Während die Alten über Tiki und Rongo-rongo sprechen wollten, wünschten die Jungen vom Walhai und von unserer Fahrt über das Meer zu hören. Aber das Essen wartete, und Teka war es müde, Dolmetsch zu spielen. Jetzt durfte das ganze Dorf herantreten, um jedem einzelnen von uns die Hand zu schütteln. Die Männer murmelten »Ja-ora-na« und rissen uns fast die Hand ab, die jungen Mädchen tänzelten heran und grüßten schelmisch und geniert, und die alten Hexen schwatzten und knixten und zeigten auf unseren Bart und unsere Hautfarbe. Es leuchtete Freundschaft aus jedem einzelnen Gesicht. So konnte es gar nicht ausbleiben, daß eine babylonische Sprachverwirrung entstand. Sagten sie etwas Unverständliches zu uns auf polynesisch, so antworteten wir mit derselben Münze auf norwegisch.
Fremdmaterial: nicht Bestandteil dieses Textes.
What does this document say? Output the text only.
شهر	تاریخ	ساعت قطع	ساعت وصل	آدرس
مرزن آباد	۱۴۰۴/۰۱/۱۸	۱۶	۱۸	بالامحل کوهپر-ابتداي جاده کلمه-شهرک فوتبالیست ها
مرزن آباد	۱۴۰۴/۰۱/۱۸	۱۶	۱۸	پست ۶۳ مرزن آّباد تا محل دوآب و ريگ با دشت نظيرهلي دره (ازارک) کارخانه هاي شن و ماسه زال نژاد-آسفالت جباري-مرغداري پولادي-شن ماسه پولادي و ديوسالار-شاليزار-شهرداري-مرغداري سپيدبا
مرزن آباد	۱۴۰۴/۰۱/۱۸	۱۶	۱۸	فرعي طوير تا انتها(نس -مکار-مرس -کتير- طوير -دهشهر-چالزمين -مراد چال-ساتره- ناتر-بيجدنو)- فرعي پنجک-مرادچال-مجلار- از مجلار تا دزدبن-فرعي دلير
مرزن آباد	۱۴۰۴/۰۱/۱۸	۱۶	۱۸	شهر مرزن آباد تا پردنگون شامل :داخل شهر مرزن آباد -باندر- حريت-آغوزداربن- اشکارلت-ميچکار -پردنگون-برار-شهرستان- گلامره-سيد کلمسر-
So hatten wir alle miteinander einen Riesenspaß.
Das erste Wort, das alle lernten, war »mögen«, und wenn einer mit diesem Wort auf das zeigen konnte, was er mochte, und damit rechnen konnte, es sofort zu bekommen, so war die ganze Schwierigkeit gelöst. Rümpfte einer die Nase, wenn er »mögen« sagte, so bedeutete das »nicht mögen«. So konnte man sich ganz gut verständigen.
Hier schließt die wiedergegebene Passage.